Structo wrote:Sure we can make it to Mars but remember when we went to the moon? (No, really we did)
What 'we', maybe you did. Heck it was the 60's early 70's, EVERYBODY was going to the moon Alice!
The big problem is fuel, you have to bring with. I wonder how the little grey men do it?
Bob Lazar the Area 51 bean spiller claims the lgm's propulsion system is based on element 115. In pieces about the size of an old silver dollar. How they make it work, still don't quite know. (Or so it is claimed.) But then again I haven't paid attention to that sort of thing for years. An anti-grav drive could be used to bounce around on and between massive items, but would't work too well way out in the space boondocks.

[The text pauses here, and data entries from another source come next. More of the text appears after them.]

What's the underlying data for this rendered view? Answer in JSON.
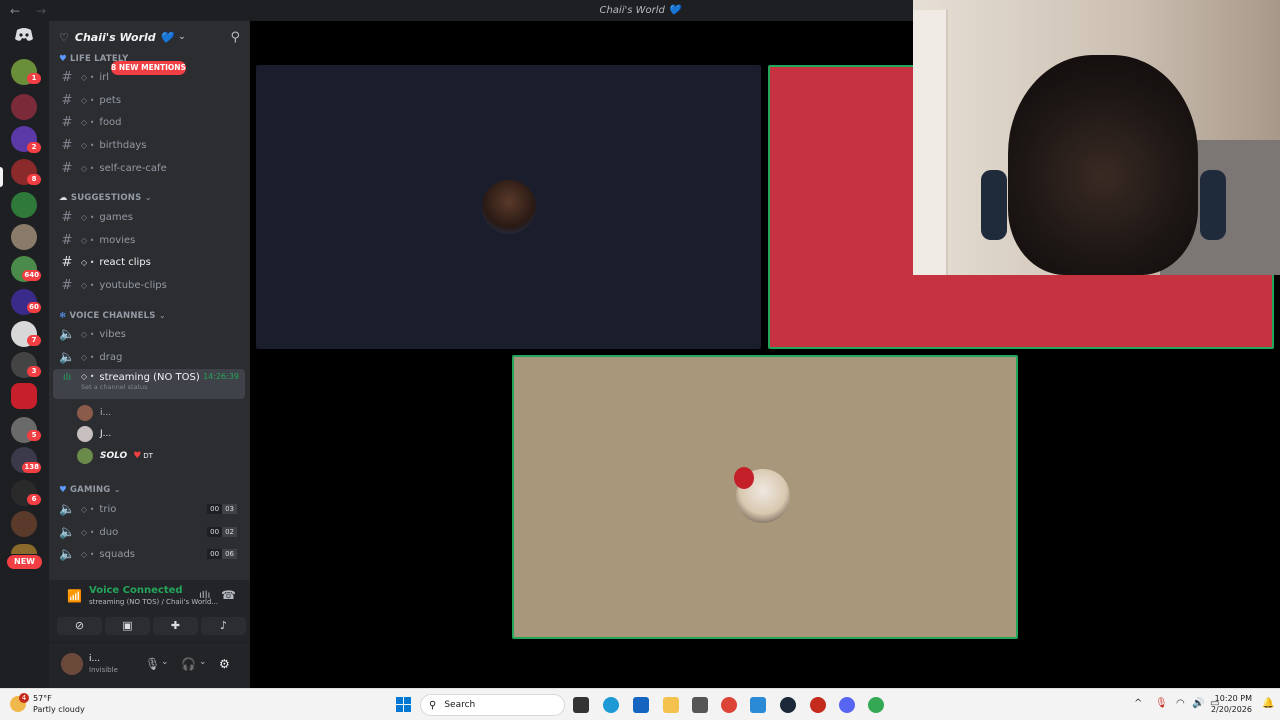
{
  "window": {
    "title": "Chaii's World 💙"
  },
  "server": {
    "name": "Chaii's World 💙",
    "mentions_label": "8 NEW MENTIONS"
  },
  "rail": {
    "badges": [
      "1",
      "2",
      "8",
      "640",
      "60",
      "7",
      "3",
      "5",
      "138",
      "6"
    ],
    "new_label": "NEW"
  },
  "categories": {
    "life": "LIFE LATELY",
    "suggestions": "SUGGESTIONS",
    "voice": "VOICE CHANNELS",
    "gaming": "GAMING"
  },
  "channels": {
    "irl": "irl",
    "pets": "pets",
    "food": "food",
    "birthdays": "birthdays",
    "selfcare": "self-care-cafe",
    "games": "games",
    "movies": "movies",
    "react": "react clips",
    "youtube": "youtube-clips",
    "vibes": "vibes",
    "drag": "drag",
    "streaming": "streaming (NO TOS)",
    "streaming_time": "14:26:39",
    "streaming_status": "Set a channel status",
    "trio": "trio",
    "duo": "duo",
    "squads": "squads"
  },
  "gaming_counts": {
    "trio": [
      "00",
      "03"
    ],
    "duo": [
      "00",
      "02"
    ],
    "squads": [
      "00",
      "06"
    ]
  },
  "voice_users": [
    "i...",
    "J...",
    "SOLO",
    "DT"
  ],
  "voice_panel": {
    "status": "Voice Connected",
    "subtitle": "streaming (NO TOS) / Chaii's World..."
  },
  "user": {
    "name": "i...",
    "status": "Invisible"
  },
  "taskbar": {
    "weather_badge": "4",
    "weather_temp": "57°F",
    "weather_desc": "Partly cloudy",
    "search": "Search",
    "time": "10:20 PM",
    "date": "2/20/2026"
  },
  "colors": {
    "accent_green": "#23a55a",
    "mention_red": "#f23f43",
    "tile_red": "#c73241",
    "tile_tan": "#a8977a"
  }
}
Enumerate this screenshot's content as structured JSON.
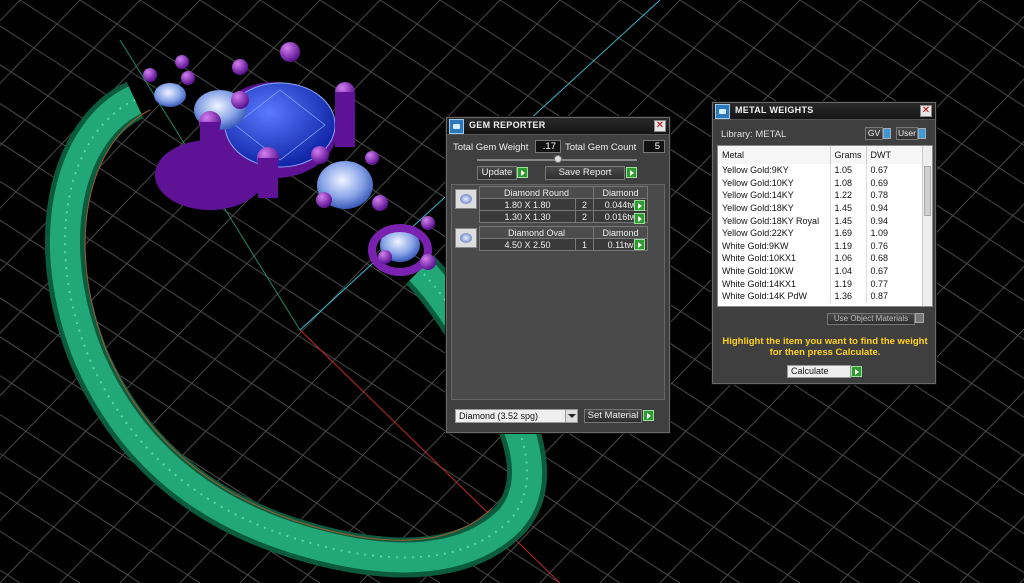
{
  "gem_reporter": {
    "title": "GEM REPORTER",
    "total_weight_label": "Total Gem Weight",
    "total_weight_value": ".17",
    "total_count_label": "Total Gem Count",
    "total_count_value": "5",
    "update_label": "Update",
    "save_report_label": "Save Report",
    "groups": [
      {
        "shape": "Diamond Round",
        "material": "Diamond",
        "rows": [
          {
            "size": "1.80 X 1.80",
            "count": "2",
            "weight": "0.044tw"
          },
          {
            "size": "1.30 X 1.30",
            "count": "2",
            "weight": "0.016tw"
          }
        ]
      },
      {
        "shape": "Diamond Oval",
        "material": "Diamond",
        "rows": [
          {
            "size": "4.50 X 2.50",
            "count": "1",
            "weight": "0.11tw"
          }
        ]
      }
    ],
    "material_select": "Diamond     (3.52 spg)",
    "set_material_label": "Set Material"
  },
  "metal_weights": {
    "title": "METAL WEIGHTS",
    "library_label": "Library: METAL",
    "gv_label": "GV",
    "user_label": "User",
    "columns": [
      "Metal",
      "Grams",
      "DWT"
    ],
    "rows": [
      {
        "metal": "Yellow Gold:9KY",
        "grams": "1.05",
        "dwt": "0.67"
      },
      {
        "metal": "Yellow Gold:10KY",
        "grams": "1.08",
        "dwt": "0.69"
      },
      {
        "metal": "Yellow Gold:14KY",
        "grams": "1.22",
        "dwt": "0.78"
      },
      {
        "metal": "Yellow Gold:18KY",
        "grams": "1.45",
        "dwt": "0.94"
      },
      {
        "metal": "Yellow Gold:18KY Royal",
        "grams": "1.45",
        "dwt": "0.94"
      },
      {
        "metal": "Yellow Gold:22KY",
        "grams": "1.69",
        "dwt": "1.09"
      },
      {
        "metal": "White Gold:9KW",
        "grams": "1.19",
        "dwt": "0.76"
      },
      {
        "metal": "White Gold:10KX1",
        "grams": "1.06",
        "dwt": "0.68"
      },
      {
        "metal": "White Gold:10KW",
        "grams": "1.04",
        "dwt": "0.67"
      },
      {
        "metal": "White Gold:14KX1",
        "grams": "1.19",
        "dwt": "0.77"
      },
      {
        "metal": "White Gold:14K PdW",
        "grams": "1.36",
        "dwt": "0.87"
      }
    ],
    "use_object_materials_label": "Use Object Materials",
    "hint_line1": "Highlight the item you want to find the weight",
    "hint_line2": "for then press Calculate.",
    "calculate_label": "Calculate"
  }
}
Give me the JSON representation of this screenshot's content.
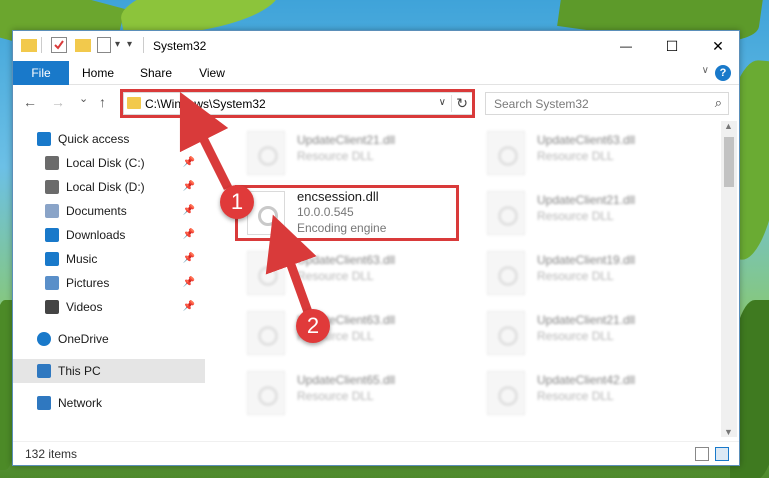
{
  "window": {
    "title": "System32",
    "dropdown_glyph": "▾",
    "minimize_glyph": "—",
    "maximize_glyph": "☐",
    "close_glyph": "✕"
  },
  "ribbon": {
    "tabs": [
      "File",
      "Home",
      "Share",
      "View"
    ],
    "expand_glyph": "∨",
    "help_glyph": "?"
  },
  "nav": {
    "back_glyph": "←",
    "forward_glyph": "→",
    "recent_glyph": "⌄",
    "up_glyph": "↑"
  },
  "address": {
    "path": "C:\\Windows\\System32",
    "dropdown_glyph": "∨",
    "refresh_glyph": "↻"
  },
  "search": {
    "placeholder": "Search System32",
    "icon_glyph": "⌕"
  },
  "sidebar": {
    "pin_glyph": "📌",
    "items": [
      {
        "label": "Quick access",
        "icon": "star-icon",
        "pinned": false
      },
      {
        "label": "Local Disk (C:)",
        "icon": "drive-icon",
        "pinned": true
      },
      {
        "label": "Local Disk (D:)",
        "icon": "drive-icon",
        "pinned": true
      },
      {
        "label": "Documents",
        "icon": "documents-icon",
        "pinned": true
      },
      {
        "label": "Downloads",
        "icon": "downloads-icon",
        "pinned": true
      },
      {
        "label": "Music",
        "icon": "music-icon",
        "pinned": true
      },
      {
        "label": "Pictures",
        "icon": "pictures-icon",
        "pinned": true
      },
      {
        "label": "Videos",
        "icon": "videos-icon",
        "pinned": true
      },
      {
        "label": "OneDrive",
        "icon": "cloud-icon",
        "pinned": false
      },
      {
        "label": "This PC",
        "icon": "computer-icon",
        "pinned": false,
        "active": true
      },
      {
        "label": "Network",
        "icon": "network-icon",
        "pinned": false
      }
    ]
  },
  "files": {
    "selected": {
      "name": "encsession.dll",
      "version": "10.0.0.545",
      "description": "Encoding engine"
    },
    "left_column": [
      {
        "name": "UpdateClient21.dll",
        "type": "Resource DLL"
      },
      {
        "name": "UpdateClient63.dll",
        "type": "Resource DLL"
      },
      {
        "name": "UpdateClient63.dll",
        "type": "Resource DLL"
      },
      {
        "name": "UpdateClient65.dll",
        "type": "Resource DLL"
      }
    ],
    "right_column": [
      {
        "name": "UpdateClient63.dll",
        "type": "Resource DLL"
      },
      {
        "name": "UpdateClient21.dll",
        "type": "Resource DLL"
      },
      {
        "name": "UpdateClient19.dll",
        "type": "Resource DLL"
      },
      {
        "name": "UpdateClient21.dll",
        "type": "Resource DLL"
      },
      {
        "name": "UpdateClient42.dll",
        "type": "Resource DLL"
      }
    ]
  },
  "status": {
    "count": "132 items"
  },
  "scrollbar": {
    "up_glyph": "▲",
    "down_glyph": "▼"
  },
  "annotations": {
    "badge1": "1",
    "badge2": "2",
    "color": "#d93a3a"
  },
  "colors": {
    "accent": "#1979ca",
    "highlight": "#d93a3a",
    "active_row": "#e5e5e5"
  }
}
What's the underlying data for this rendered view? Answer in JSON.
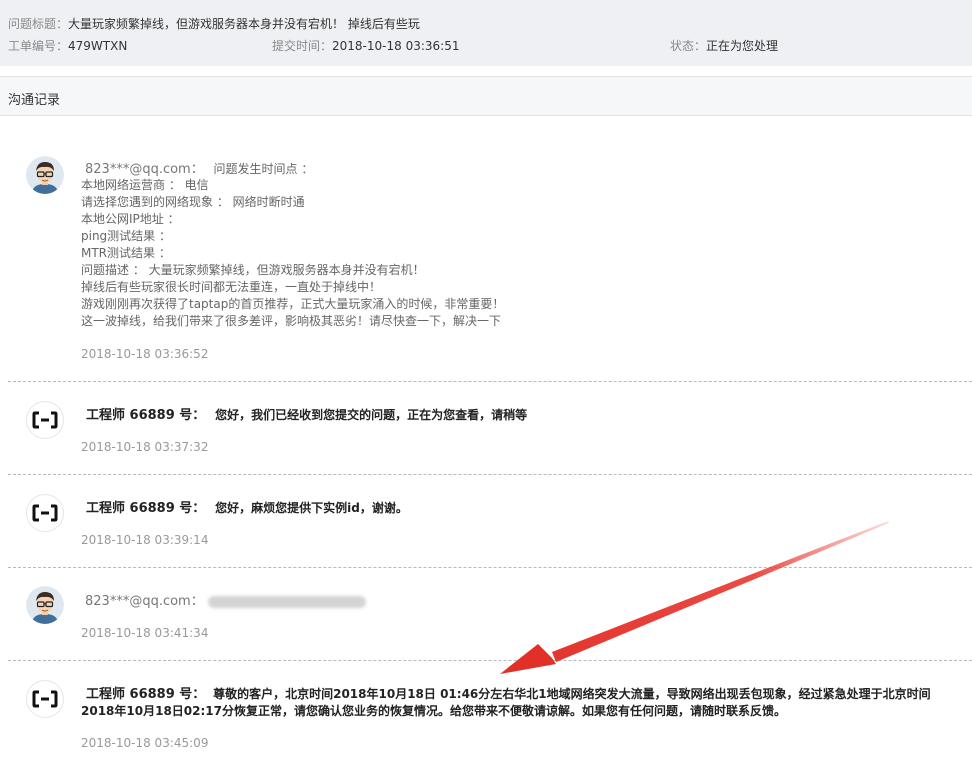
{
  "ticket": {
    "title_label": "问题标题：",
    "title_value": "大量玩家频繁掉线，但游戏服务器本身并没有宕机！ 掉线后有些玩",
    "id_label": "工单编号：",
    "id_value": "479WTXN",
    "submit_label": "提交时间：",
    "submit_value": "2018-10-18 03:36:51",
    "status_label": "状态：",
    "status_value": "正在为您处理"
  },
  "section": {
    "title": "沟通记录"
  },
  "messages": [
    {
      "sender": "823***@qq.com：",
      "lines": [
        "问题发生时间点 ：",
        "本地网络运营商 ： 电信",
        "请选择您遇到的网络现象 ： 网络时断时通",
        "本地公网IP地址 ：",
        "ping测试结果 ：",
        "MTR测试结果 ：",
        "问题描述 ： 大量玩家频繁掉线，但游戏服务器本身并没有宕机！",
        "掉线后有些玩家很长时间都无法重连，一直处于掉线中！",
        "游戏刚刚再次获得了taptap的首页推荐，正式大量玩家涌入的时候，非常重要！",
        "这一波掉线，给我们带来了很多差评，影响极其恶劣！请尽快查一下，解决一下"
      ],
      "time": "2018-10-18 03:36:52"
    },
    {
      "sender": "工程师 66889 号：",
      "text": "您好，我们已经收到您提交的问题，正在为您查看，请稍等",
      "time": "2018-10-18 03:37:32"
    },
    {
      "sender": "工程师 66889 号：",
      "text": "您好，麻烦您提供下实例id，谢谢。",
      "time": "2018-10-18 03:39:14"
    },
    {
      "sender": "823***@qq.com：",
      "time": "2018-10-18 03:41:34"
    },
    {
      "sender": "工程师 66889 号：",
      "text1": "尊敬的客户，北京时间2018年10月18日 01:46分左右华北1地域网络突发大流量，导致网络出现丢包现象，经过紧急处理于北京时间",
      "text2": "2018年10月18日02:17分恢复正常，请您确认您业务的恢复情况。给您带来不便敬请谅解。如果您有任何问题，请随时联系反馈。",
      "time": "2018-10-18 03:45:09"
    }
  ],
  "colors": {
    "arrow": "#e8372f",
    "header_bg": "#eef0f3"
  },
  "icons": [
    "user-avatar-icon",
    "engineer-logo-icon",
    "annotation-arrow"
  ]
}
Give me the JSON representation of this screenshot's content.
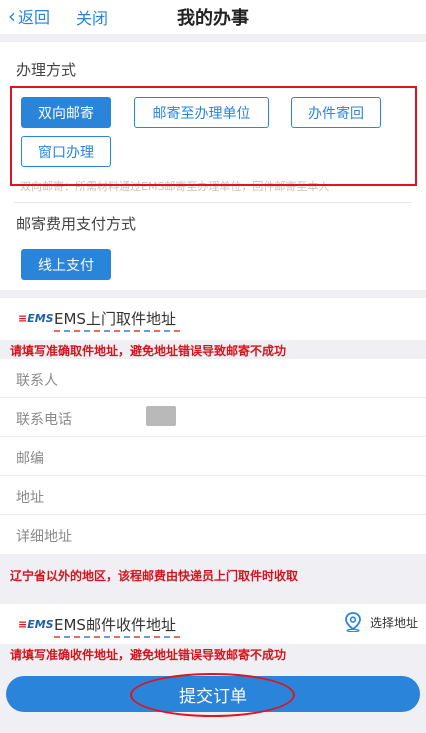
{
  "nav": {
    "back_label": "返回",
    "close_label": "关闭",
    "title": "我的办事"
  },
  "handling": {
    "title": "办理方式",
    "options": [
      "双向邮寄",
      "邮寄至办理单位",
      "办件寄回",
      "窗口办理"
    ],
    "note": "双向邮寄：所需材料通过EMS邮寄至办理单位，回件邮寄至本人"
  },
  "payment": {
    "title": "邮寄费用支付方式",
    "option": "线上支付"
  },
  "pickup": {
    "logo": "EMS",
    "title": "EMS上门取件地址",
    "warning": "请填写准确取件地址，避免地址错误导致邮寄不成功",
    "fields": [
      "联系人",
      "联系电话",
      "邮编",
      "地址",
      "详细地址"
    ],
    "footer_warning": "辽宁省以外的地区，该程邮费由快递员上门取件时收取"
  },
  "receive": {
    "logo": "EMS",
    "title": "EMS邮件收件地址",
    "select_label": "选择地址",
    "warning": "请填写准确收件地址，避免地址错误导致邮寄不成功"
  },
  "submit_label": "提交订单",
  "colors": {
    "accent": "#2a84d9",
    "annotation_red": "#e0141e",
    "warning_text": "#d4141c"
  },
  "icons": {
    "back": "chevron-left-icon",
    "location": "location-pin-icon",
    "ems": "ems-logo"
  }
}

Not laughing at the joke. I am laughing at the NYT. They act like Jetson Beaver. I'm relevant!
No. No you are not.
America has a problem with it's science culture. It's turned to sci-fi. Let me repeat myself again again when I say that anything at all costs is not the good idea. 100 years have overturned everything they thought they knew. It's been an amazing run. With the lower hanging fruit having been picked long ago the people that do the work are reaching too very far. No patience. Totally unlike the european and asian cultures of seeing time as a resource of ages.
Microwavable future; now available in roll-on and supository form.
1,000,000 drones and a single Einstein. The one guy makes all the difference. He was riding a train, in his mind.
He was riding a train... in his mind.
So you build a multi-quadrillion $ spaceship that goes as fast as light. In 4 years you pull up to a red dwarf. In 150 years you get to see a star with 5 planets. meanwhile, back at the ranch, dood on a train in his mind thinks of something that changes everything.
Signatures have a 255 character limit that I could abuse, but I am not Cecil B. DeMille.